Eğer yasa teklifi 2020 yılında yasalaşırsa 1995 yılı ve öncesinden bu yana evli kalan aynı zamanda 1970 yılı ve öncesinde doğan ev hanımlarının borçlanarak hemen emekli olabileceğine dikkat çeken Duman, yasalarımıza göre yurt dışında gurbetçi olarak ikamet eden Türk vatandaşı her kadının borçlanma yapmasına imkan varken, ülkemizde yaşayan kadınların da bu düzenlemeyi uzun zamandır beklediğini belirtti ve şu bilgileri verdi:
"Günümüz koşullarında kadınların hizmet olarak borçlanabilecekleri iki farklı yöntem bulunmaktadır. İlki analık borçlanması olarak en fazla 2160 gündür diğeri ise yurt dışında çalışılan yada ikamet edilen sürelerdir.

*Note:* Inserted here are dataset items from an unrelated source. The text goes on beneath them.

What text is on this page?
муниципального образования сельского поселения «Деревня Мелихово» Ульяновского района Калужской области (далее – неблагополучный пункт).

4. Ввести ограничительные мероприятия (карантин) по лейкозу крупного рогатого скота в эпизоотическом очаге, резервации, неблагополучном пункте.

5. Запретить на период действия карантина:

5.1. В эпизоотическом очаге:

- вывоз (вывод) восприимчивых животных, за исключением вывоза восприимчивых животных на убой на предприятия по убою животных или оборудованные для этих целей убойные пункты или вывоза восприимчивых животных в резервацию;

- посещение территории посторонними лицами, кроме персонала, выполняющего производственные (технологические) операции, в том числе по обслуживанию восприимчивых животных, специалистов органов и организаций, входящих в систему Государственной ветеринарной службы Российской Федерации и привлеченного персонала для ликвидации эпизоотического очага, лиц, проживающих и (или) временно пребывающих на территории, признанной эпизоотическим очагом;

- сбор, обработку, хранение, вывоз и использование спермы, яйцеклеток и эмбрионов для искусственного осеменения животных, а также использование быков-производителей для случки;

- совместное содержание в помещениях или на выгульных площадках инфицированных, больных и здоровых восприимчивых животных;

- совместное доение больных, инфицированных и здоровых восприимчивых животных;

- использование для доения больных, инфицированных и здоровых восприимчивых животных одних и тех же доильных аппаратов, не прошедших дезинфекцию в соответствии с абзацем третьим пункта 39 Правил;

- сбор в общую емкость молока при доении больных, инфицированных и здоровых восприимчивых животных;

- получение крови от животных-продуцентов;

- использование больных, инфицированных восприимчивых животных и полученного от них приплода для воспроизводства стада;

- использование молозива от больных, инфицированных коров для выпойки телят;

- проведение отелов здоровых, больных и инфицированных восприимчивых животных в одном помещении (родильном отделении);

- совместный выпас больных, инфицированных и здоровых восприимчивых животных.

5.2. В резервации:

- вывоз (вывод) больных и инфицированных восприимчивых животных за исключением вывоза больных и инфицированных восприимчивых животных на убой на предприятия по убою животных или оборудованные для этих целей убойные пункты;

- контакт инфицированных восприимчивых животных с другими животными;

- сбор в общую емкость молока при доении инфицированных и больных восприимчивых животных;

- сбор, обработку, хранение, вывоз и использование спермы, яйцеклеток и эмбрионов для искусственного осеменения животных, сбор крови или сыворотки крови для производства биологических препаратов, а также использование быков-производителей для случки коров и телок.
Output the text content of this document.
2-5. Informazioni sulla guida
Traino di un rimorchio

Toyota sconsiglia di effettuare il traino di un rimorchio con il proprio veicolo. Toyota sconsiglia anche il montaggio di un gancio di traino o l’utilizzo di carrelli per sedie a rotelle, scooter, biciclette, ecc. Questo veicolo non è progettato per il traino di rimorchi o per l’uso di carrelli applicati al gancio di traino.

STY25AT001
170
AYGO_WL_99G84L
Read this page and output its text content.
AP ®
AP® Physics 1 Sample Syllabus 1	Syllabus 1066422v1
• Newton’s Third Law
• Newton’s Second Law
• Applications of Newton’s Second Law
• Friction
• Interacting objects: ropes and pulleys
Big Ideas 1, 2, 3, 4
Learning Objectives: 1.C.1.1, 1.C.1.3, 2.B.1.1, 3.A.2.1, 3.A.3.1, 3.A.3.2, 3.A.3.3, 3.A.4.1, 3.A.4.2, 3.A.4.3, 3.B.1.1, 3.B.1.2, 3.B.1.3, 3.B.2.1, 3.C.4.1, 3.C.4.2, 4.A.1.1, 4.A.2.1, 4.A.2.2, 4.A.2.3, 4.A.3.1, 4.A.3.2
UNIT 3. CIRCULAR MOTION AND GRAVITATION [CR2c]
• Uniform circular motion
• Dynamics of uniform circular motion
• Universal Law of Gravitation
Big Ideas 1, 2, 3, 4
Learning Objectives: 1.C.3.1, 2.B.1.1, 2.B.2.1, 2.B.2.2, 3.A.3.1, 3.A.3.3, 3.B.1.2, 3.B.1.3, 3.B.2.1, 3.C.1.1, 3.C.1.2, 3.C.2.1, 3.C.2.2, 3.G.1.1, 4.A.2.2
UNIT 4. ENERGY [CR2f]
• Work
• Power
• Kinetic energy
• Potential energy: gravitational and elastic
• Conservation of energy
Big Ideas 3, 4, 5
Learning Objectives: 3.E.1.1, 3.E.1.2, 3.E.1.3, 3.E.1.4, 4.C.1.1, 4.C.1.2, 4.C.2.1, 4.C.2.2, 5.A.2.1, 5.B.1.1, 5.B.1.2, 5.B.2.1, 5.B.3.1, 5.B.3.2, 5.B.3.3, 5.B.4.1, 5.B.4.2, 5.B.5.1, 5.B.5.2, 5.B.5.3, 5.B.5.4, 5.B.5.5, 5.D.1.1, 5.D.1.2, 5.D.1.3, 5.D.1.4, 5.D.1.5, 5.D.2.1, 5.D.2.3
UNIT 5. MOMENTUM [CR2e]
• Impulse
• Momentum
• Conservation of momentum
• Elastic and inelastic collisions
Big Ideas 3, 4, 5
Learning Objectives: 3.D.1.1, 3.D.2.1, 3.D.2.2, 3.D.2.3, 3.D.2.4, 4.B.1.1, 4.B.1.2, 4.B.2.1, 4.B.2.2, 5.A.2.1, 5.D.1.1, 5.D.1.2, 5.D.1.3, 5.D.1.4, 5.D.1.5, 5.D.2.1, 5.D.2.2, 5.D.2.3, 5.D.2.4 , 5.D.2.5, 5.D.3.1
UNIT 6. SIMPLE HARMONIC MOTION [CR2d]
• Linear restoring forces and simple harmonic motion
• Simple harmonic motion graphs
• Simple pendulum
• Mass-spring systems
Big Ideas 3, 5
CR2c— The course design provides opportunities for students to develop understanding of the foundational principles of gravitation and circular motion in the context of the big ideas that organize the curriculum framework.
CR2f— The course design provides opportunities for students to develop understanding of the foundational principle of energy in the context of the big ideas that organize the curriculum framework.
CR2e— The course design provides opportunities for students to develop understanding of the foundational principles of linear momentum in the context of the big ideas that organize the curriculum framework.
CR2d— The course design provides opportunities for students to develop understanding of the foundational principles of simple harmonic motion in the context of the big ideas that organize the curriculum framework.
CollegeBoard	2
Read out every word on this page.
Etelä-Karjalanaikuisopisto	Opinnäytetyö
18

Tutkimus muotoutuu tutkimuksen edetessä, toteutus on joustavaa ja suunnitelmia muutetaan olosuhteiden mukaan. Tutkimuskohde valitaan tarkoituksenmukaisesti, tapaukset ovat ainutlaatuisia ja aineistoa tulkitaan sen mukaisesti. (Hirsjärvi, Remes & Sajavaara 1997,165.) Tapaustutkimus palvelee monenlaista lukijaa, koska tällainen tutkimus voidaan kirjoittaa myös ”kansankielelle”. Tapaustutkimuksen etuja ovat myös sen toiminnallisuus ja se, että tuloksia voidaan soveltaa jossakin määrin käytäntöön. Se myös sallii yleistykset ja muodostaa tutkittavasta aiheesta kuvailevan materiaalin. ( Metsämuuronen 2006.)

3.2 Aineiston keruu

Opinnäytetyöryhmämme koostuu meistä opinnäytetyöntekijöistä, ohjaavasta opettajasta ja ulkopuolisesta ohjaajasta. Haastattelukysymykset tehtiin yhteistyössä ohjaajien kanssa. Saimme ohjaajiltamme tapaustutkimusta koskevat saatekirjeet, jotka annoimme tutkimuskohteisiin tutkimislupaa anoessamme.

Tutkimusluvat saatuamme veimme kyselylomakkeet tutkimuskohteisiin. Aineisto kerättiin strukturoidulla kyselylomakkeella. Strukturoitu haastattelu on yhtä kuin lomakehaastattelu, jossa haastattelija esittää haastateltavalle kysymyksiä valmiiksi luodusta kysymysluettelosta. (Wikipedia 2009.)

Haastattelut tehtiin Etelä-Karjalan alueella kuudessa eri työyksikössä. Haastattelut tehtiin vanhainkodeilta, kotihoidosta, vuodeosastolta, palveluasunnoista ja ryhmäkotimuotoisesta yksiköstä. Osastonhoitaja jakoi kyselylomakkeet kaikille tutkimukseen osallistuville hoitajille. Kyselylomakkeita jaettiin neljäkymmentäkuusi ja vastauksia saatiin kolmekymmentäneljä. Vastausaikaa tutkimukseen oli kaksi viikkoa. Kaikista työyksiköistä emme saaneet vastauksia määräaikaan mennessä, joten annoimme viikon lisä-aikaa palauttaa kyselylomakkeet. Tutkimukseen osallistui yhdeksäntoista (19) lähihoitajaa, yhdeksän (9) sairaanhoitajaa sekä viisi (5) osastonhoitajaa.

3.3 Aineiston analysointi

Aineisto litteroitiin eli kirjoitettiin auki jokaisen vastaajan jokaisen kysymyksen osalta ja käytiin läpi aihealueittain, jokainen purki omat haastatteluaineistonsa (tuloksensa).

"Yılbaşından itibaren asgari ücrete gelen zamla beraber bu borçlanmaların tutarları da değişmiştir. 2020 yılı itibariyle yurtdışı borçlanmasının günlük asgari tutarı 44.14 lira, diğerlerinde ise 31.39 liradır.
"Yasanın kabul edilmesi halinde ev hanımlığı borçlanması yurtdışı borçlanması gibi değerlendirilirse hiç çalışması olmayan ev hanımlarında
7,200 gün için 317 bin 808 lira, analık borçlanması gibi değerlendirilirse de 226 bin lira ödenmesi gerekecek.
"Farklı bir yöntemle ev hanımlığı borçlanması için daha makul bir tutar belirlenirse faydalanabilecek kişi sayısı çok daha fazla olacaktır."